The Court of Appeal on its part on May 24, 2021, dismissed the appeal and affirmed the decision of the lower court.
The NICN then on Jan. 27 through a ruling made an order absolute in a garnishee proceeding ordering the CBN the pay the disengaged staff.
In the meantime, two labourers were on Tuesday brought before a Yaba Chief Magistrates Court in Lagos for allegedly stealing iron sheets valued N6.4million from a construction site.
The defendants are Peter Akah, 23; and Austine Opara, 28.
They are facing a two-count charge of conspiracy and theft.
The duo, however, pleaded not guilty to the charge.
The Police prosecutor, ASP Rita Momah, told the court that the defendants committed the offences on June 4, 2021, at Beamco company in the Apapa area of Lagos.
She said that the defendants were labourers at a nearby site, and they entered the company that was under reconstruction to steal flat iron sheets.
Momah said that some of the other workers who knew the defendants saw them carry the iron sheets and reported to their building manager who made the complaint at the Police Station.

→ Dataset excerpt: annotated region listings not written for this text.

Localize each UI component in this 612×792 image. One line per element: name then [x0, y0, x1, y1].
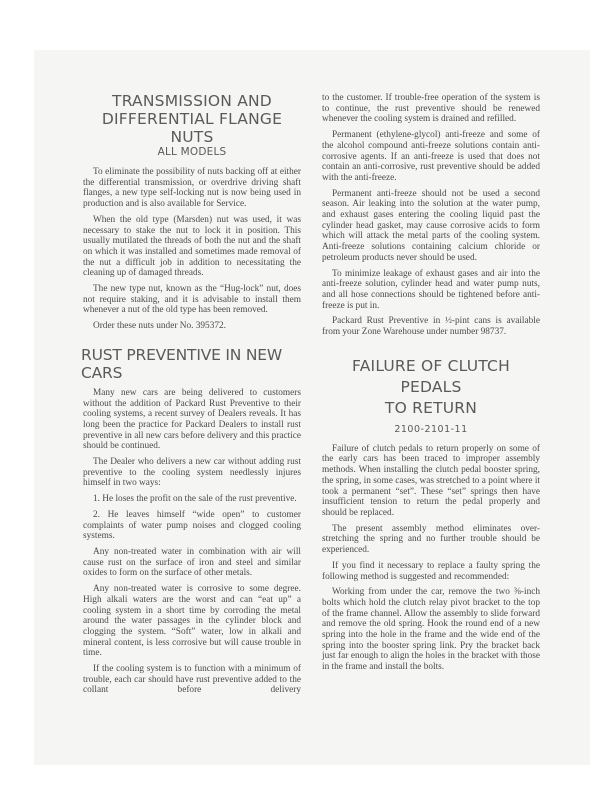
- paragraph: If you find it necessary to replace a fa…: [322, 561, 540, 582]
- paragraph: The present assembly method eliminates o…: [322, 524, 540, 556]
- list-item: 2. He leaves himself “wide open” to cust…: [83, 510, 301, 542]
- paragraph: When the old type (Marsden) nut was used…: [83, 215, 301, 279]
- paragraph: Permanent (ethylene-glycol) anti-freeze …: [322, 130, 540, 184]
- paragraph: To eliminate the possibility of nuts bac…: [83, 167, 301, 210]
- article-transmission-flange-nuts: TRANSMISSION AND DIFFERENTIAL FLANGE NUT…: [83, 92, 301, 332]
- paragraph: If the cooling system is to function wit…: [83, 664, 301, 696]
- paragraph: The new type nut, known as the “Hug-lock…: [83, 284, 301, 316]
- article-title-line-2: TO RETURN: [322, 398, 540, 419]
- paragraph: Working from under the car, remove the t…: [322, 587, 540, 673]
- article-title-line-1: TRANSMISSION AND: [83, 92, 301, 110]
- paragraph: Any non-treated water is corrosive to so…: [83, 584, 301, 659]
- list-item: 1. He loses the profit on the sale of th…: [83, 494, 301, 505]
- article-title-line-1: FAILURE OF CLUTCH PEDALS: [322, 356, 540, 398]
- paragraph: Any non-treated water in combination wit…: [83, 547, 301, 579]
- paragraph: Permanent anti-freeze should not be used…: [322, 189, 540, 264]
- paragraph: The Dealer who delivers a new car withou…: [83, 457, 301, 489]
- article-title: RUST PREVENTIVE IN NEW CARS: [81, 346, 301, 382]
- part-number-note: Order these nuts under No. 395372.: [83, 321, 301, 332]
- article-clutch-pedals: FAILURE OF CLUTCH PEDALS TO RETURN 2100-…: [322, 356, 540, 673]
- paragraph: Many new cars are being delivered to cus…: [83, 388, 301, 452]
- model-numbers: 2100-2101-11: [322, 424, 540, 436]
- paragraph: Packard Rust Preventive in ½-pint cans i…: [322, 316, 540, 337]
- right-column: to the customer. If trouble-free operati…: [322, 93, 540, 678]
- paragraph: To minimize leakage of exhaust gases and…: [322, 269, 540, 312]
- article-rust-preventive-continued: to the customer. If trouble-free operati…: [322, 93, 540, 338]
- left-column: TRANSMISSION AND DIFFERENTIAL FLANGE NUT…: [83, 92, 301, 701]
- paragraph: Failure of clutch pedals to return prope…: [322, 444, 540, 519]
- article-rust-preventive: RUST PREVENTIVE IN NEW CARS Many new car…: [83, 346, 301, 696]
- article-subtitle: ALL MODELS: [83, 146, 301, 159]
- article-title-line-2: DIFFERENTIAL FLANGE NUTS: [83, 110, 301, 146]
- paragraph: to the customer. If trouble-free operati…: [322, 93, 540, 125]
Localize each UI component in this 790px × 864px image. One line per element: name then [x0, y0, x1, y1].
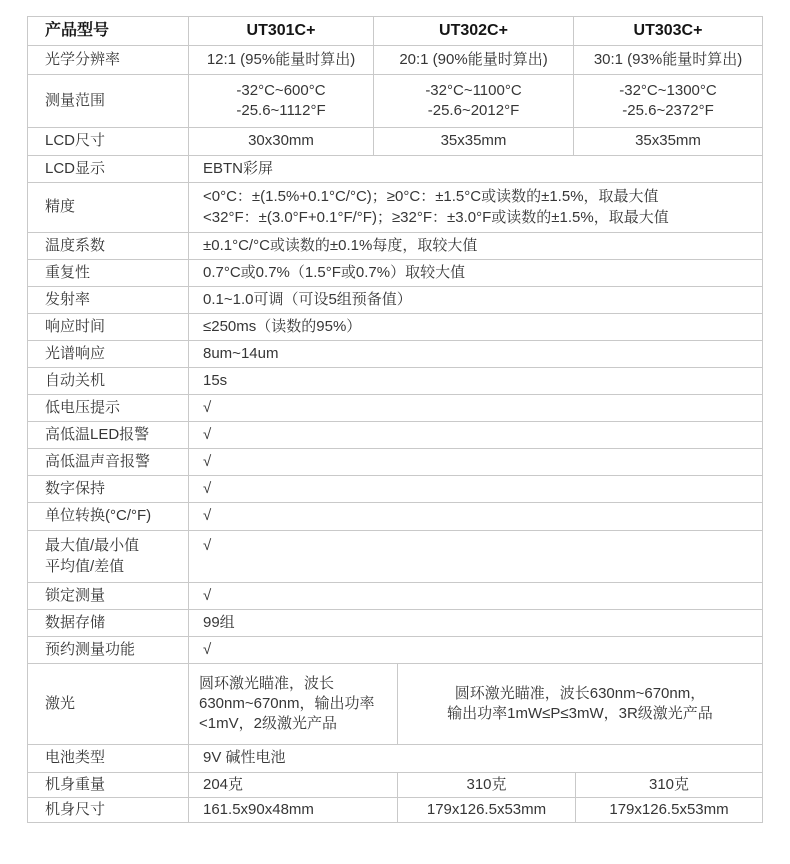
- check-mark: √: [189, 395, 762, 421]
- spec-label: 最大值/最小值 平均值/差值: [28, 531, 189, 582]
- spec-label: 温度系数: [28, 233, 189, 259]
- spec-value: -32°C~1300°C -25.6~2372°F: [574, 75, 762, 127]
- spec-value: 179x126.5x53mm: [576, 798, 762, 822]
- table-row-max-min-avg-diff: 最大值/最小值 平均值/差值 √: [28, 531, 762, 583]
- table-row-accuracy: 精度 <0°C：±(1.5%+0.1°C/°C)；≥0°C：±1.5°C或读数的…: [28, 183, 762, 233]
- spec-label: 重复性: [28, 260, 189, 286]
- spec-label: 数字保持: [28, 476, 189, 502]
- spec-value: 99组: [189, 610, 762, 636]
- spec-label: 单位转换(°C/°F): [28, 503, 189, 530]
- spec-label: 锁定测量: [28, 583, 189, 609]
- table-row-optical-resolution: 光学分辨率 12:1 (95%能量时算出) 20:1 (90%能量时算出) 30…: [28, 46, 762, 75]
- spec-value: 35x35mm: [574, 128, 762, 155]
- product-spec-table: 产品型号 UT301C+ UT302C+ UT303C+ 光学分辨率 12:1 …: [27, 16, 763, 823]
- spec-value: 0.7°C或0.7%（1.5°F或0.7%）取较大值: [189, 260, 762, 286]
- check-mark: √: [189, 531, 762, 582]
- spec-label: 精度: [28, 183, 189, 232]
- spec-value: 0.1~1.0可调（可设5组预备值）: [189, 287, 762, 313]
- spec-label: 机身重量: [28, 773, 189, 797]
- table-row-lock-measure: 锁定测量 √: [28, 583, 762, 610]
- spec-value: 204克: [189, 773, 398, 797]
- spec-label: 光学分辨率: [28, 46, 189, 74]
- spec-value: 179x126.5x53mm: [398, 798, 576, 822]
- spec-label: 低电压提示: [28, 395, 189, 421]
- spec-label: 测量范围: [28, 75, 189, 127]
- table-row-data-storage: 数据存储 99组: [28, 610, 762, 637]
- spec-value: 30:1 (93%能量时算出): [574, 46, 762, 74]
- table-row-auto-power-off: 自动关机 15s: [28, 368, 762, 395]
- table-row-repeatability: 重复性 0.7°C或0.7%（1.5°F或0.7%）取较大值: [28, 260, 762, 287]
- table-row-lcd-size: LCD尺寸 30x30mm 35x35mm 35x35mm: [28, 128, 762, 156]
- table-row-hilo-sound-alarm: 高低温声音报警 √: [28, 449, 762, 476]
- model-header-ut302c: UT302C+: [374, 17, 574, 45]
- table-row-battery-type: 电池类型 9V 碱性电池: [28, 745, 762, 773]
- spec-value: 310克: [576, 773, 762, 797]
- table-row-spectral-response: 光谱响应 8um~14um: [28, 341, 762, 368]
- table-row-low-voltage-indicator: 低电压提示 √: [28, 395, 762, 422]
- spec-label: 高低温LED报警: [28, 422, 189, 448]
- table-row-lcd-display: LCD显示 EBTN彩屏: [28, 156, 762, 183]
- model-header-ut303c: UT303C+: [574, 17, 762, 45]
- spec-label: LCD尺寸: [28, 128, 189, 155]
- spec-value: 12:1 (95%能量时算出): [189, 46, 374, 74]
- spec-value: 35x35mm: [374, 128, 574, 155]
- spec-label: 光谱响应: [28, 341, 189, 367]
- spec-label: 响应时间: [28, 314, 189, 340]
- spec-label: 发射率: [28, 287, 189, 313]
- spec-value: 310克: [398, 773, 576, 797]
- spec-value: 8um~14um: [189, 341, 762, 367]
- spec-label: 自动关机: [28, 368, 189, 394]
- spec-value: 15s: [189, 368, 762, 394]
- check-mark: √: [189, 476, 762, 502]
- table-row-scheduled-measure: 预约测量功能 √: [28, 637, 762, 664]
- spec-label: 激光: [28, 664, 189, 744]
- spec-value: <0°C：±(1.5%+0.1°C/°C)；≥0°C：±1.5°C或读数的±1.…: [189, 183, 762, 232]
- spec-value: 161.5x90x48mm: [189, 798, 398, 822]
- table-row-measure-range: 测量范围 -32°C~600°C -25.6~1112°F -32°C~1100…: [28, 75, 762, 128]
- table-row-data-hold: 数字保持 √: [28, 476, 762, 503]
- spec-label: 预约测量功能: [28, 637, 189, 663]
- model-header-ut301c: UT301C+: [189, 17, 374, 45]
- spec-value: -32°C~600°C -25.6~1112°F: [189, 75, 374, 127]
- table-header-row: 产品型号 UT301C+ UT302C+ UT303C+: [28, 17, 762, 46]
- spec-label: 高低温声音报警: [28, 449, 189, 475]
- spec-value-ut301c: 圆环激光瞄准，波长 630nm~670nm，输出功率 <1mV，2级激光产品: [189, 664, 398, 744]
- spec-value: EBTN彩屏: [189, 156, 762, 182]
- table-row-unit-switch: 单位转换(°C/°F) √: [28, 503, 762, 531]
- table-row-response-time: 响应时间 ≤250ms（读数的95%）: [28, 314, 762, 341]
- spec-value: 20:1 (90%能量时算出): [374, 46, 574, 74]
- spec-value: -32°C~1100°C -25.6~2012°F: [374, 75, 574, 127]
- spec-value: ±0.1°C/°C或读数的±0.1%每度，取较大值: [189, 233, 762, 259]
- check-mark: √: [189, 449, 762, 475]
- check-mark: √: [189, 422, 762, 448]
- table-row-body-dimensions: 机身尺寸 161.5x90x48mm 179x126.5x53mm 179x12…: [28, 798, 762, 822]
- table-row-body-weight: 机身重量 204克 310克 310克: [28, 773, 762, 798]
- spec-value: 30x30mm: [189, 128, 374, 155]
- header-label: 产品型号: [28, 17, 189, 45]
- check-mark: √: [189, 503, 762, 530]
- check-mark: √: [189, 637, 762, 663]
- table-row-hilo-led-alarm: 高低温LED报警 √: [28, 422, 762, 449]
- spec-label: LCD显示: [28, 156, 189, 182]
- table-row-emissivity: 发射率 0.1~1.0可调（可设5组预备值）: [28, 287, 762, 314]
- spec-label: 数据存储: [28, 610, 189, 636]
- check-mark: √: [189, 583, 762, 609]
- table-row-temp-coefficient: 温度系数 ±0.1°C/°C或读数的±0.1%每度，取较大值: [28, 233, 762, 260]
- table-row-laser: 激光 圆环激光瞄准，波长 630nm~670nm，输出功率 <1mV，2级激光产…: [28, 664, 762, 745]
- spec-label: 机身尺寸: [28, 798, 189, 822]
- spec-label: 电池类型: [28, 745, 189, 772]
- spec-value-ut302c-ut303c: 圆环激光瞄准，波长630nm~670nm， 输出功率1mW≤P≤3mW，3R级激…: [398, 664, 762, 744]
- spec-value: ≤250ms（读数的95%）: [189, 314, 762, 340]
- spec-value: 9V 碱性电池: [189, 745, 762, 772]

According to her, the total value of the iron sheets stolen was N6.4million, and they were yet to be recovered.
She said that the offences contravene sections 411 and 287 of the Criminal Laws of Lagos State 2015 (Revised).
The newsmen report that Section 287 stipulates a three-year jail term for the offence of stealing, while Section 411 provides two years for conspiracy.
The Chief Magistrate, Mrs Adeola Adedayo, admitted the defendants to bail of N2million each with two responsible sureties in like sum.
She said that all the sureties must be gainfully employed with evidence of three years tax payment to the Lagos State Government, and have their addresses verified by the court.
Adedayo adjourned the case until May 17, for mention.